Now, let's try to train the document CNN model on the full IMDB dataset by transferring the learned Word2vec embeddings.
This code for this is very similar to the preceding IMDB training code. You just need to exclude the weight loading part from the Amazon model. The code is available in the repository, in the module named imdb_model.py. Also, here are the model parameters:
{
"embedding_dim":50,
"train_embedding":true,
"embedding_regularizer_l2":0.0,
"sentence_len":30,
"num_sentences":20,
"word_kernel_size":5,
"word_filters":30,
"sent_kernel_size":5,
"sent_filters":16,
"sent_k_maxpool":3,
"input_dropout":0.4,
"doc_k_maxpool":5,
"sent_dropout":0.2,
"hidden_dims":64,
"conv_activation":"relu",
"hidden_activation":"relu",
"hidden_dropout":0,
"num_hidden_layers":1,
"hidden_gaussian_noise_sd":0.3,
"final_layer_kernel_regularizer":0.04,
"hidden_layer_kernel_regularizer":0.0,
"learn_word_conv":true,
"learn_sent_conv":true,
"num_units_final_layer":1
}
While training, we have used another trick to avoid overfitting.
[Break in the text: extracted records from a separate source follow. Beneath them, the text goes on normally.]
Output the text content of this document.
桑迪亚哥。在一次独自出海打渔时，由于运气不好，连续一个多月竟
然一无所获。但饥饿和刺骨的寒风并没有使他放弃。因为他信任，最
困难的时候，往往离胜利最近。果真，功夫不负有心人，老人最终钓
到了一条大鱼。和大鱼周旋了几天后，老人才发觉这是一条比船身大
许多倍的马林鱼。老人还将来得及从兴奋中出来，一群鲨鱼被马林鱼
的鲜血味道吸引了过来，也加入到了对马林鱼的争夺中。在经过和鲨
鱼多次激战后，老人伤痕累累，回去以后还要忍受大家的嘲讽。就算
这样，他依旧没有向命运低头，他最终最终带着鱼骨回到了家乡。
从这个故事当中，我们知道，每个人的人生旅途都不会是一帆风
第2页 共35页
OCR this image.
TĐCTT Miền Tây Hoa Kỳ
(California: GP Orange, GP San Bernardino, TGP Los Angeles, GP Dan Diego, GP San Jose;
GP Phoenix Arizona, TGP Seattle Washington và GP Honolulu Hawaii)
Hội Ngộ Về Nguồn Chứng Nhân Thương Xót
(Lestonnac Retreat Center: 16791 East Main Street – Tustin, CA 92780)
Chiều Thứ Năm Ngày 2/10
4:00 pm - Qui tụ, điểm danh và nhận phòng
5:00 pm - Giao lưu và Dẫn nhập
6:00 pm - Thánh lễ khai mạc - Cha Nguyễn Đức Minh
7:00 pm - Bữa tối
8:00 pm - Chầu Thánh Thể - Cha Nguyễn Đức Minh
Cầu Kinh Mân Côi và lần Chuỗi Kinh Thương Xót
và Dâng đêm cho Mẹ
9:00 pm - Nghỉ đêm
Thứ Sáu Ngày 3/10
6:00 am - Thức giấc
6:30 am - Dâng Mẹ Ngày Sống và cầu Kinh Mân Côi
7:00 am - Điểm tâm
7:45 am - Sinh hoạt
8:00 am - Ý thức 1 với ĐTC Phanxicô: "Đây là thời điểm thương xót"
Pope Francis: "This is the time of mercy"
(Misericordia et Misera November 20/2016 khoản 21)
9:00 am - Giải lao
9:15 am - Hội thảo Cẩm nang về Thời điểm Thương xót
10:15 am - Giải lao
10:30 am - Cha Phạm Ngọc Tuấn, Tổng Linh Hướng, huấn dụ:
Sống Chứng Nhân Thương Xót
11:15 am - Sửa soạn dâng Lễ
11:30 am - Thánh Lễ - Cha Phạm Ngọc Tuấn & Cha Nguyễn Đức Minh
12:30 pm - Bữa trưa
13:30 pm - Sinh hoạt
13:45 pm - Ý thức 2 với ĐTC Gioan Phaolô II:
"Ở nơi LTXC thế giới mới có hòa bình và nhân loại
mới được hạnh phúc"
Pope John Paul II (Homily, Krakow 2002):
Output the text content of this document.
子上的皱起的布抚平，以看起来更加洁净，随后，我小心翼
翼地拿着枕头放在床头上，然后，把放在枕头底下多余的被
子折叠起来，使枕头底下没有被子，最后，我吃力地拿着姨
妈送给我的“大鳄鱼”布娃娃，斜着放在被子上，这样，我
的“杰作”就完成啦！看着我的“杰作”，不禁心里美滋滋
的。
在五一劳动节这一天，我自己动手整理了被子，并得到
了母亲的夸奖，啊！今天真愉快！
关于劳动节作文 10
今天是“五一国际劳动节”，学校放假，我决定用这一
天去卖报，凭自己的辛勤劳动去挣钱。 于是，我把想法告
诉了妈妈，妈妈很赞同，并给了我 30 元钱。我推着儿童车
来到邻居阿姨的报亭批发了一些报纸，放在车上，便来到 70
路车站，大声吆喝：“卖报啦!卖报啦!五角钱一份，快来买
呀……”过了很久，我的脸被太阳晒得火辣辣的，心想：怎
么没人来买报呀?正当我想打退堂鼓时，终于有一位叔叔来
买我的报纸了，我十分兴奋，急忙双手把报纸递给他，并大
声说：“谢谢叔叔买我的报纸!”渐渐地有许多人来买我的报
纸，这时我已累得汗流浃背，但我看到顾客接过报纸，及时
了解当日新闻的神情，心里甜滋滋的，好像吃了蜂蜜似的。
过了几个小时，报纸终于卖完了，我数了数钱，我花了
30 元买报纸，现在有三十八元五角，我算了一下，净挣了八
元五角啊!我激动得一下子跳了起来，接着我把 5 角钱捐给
We freeze the embedding layers (that is, train_embedding=False) after the first 10 epochs and only train the remaining layers. After 50 epochs, we achieved 89% accuracy on the IMDB dataset, which is the result claimed in this paper. We observed that if we don't initialize the embedding weights before training, the model starts overfitting and is not able to achieve accuracy validation beyond 80%.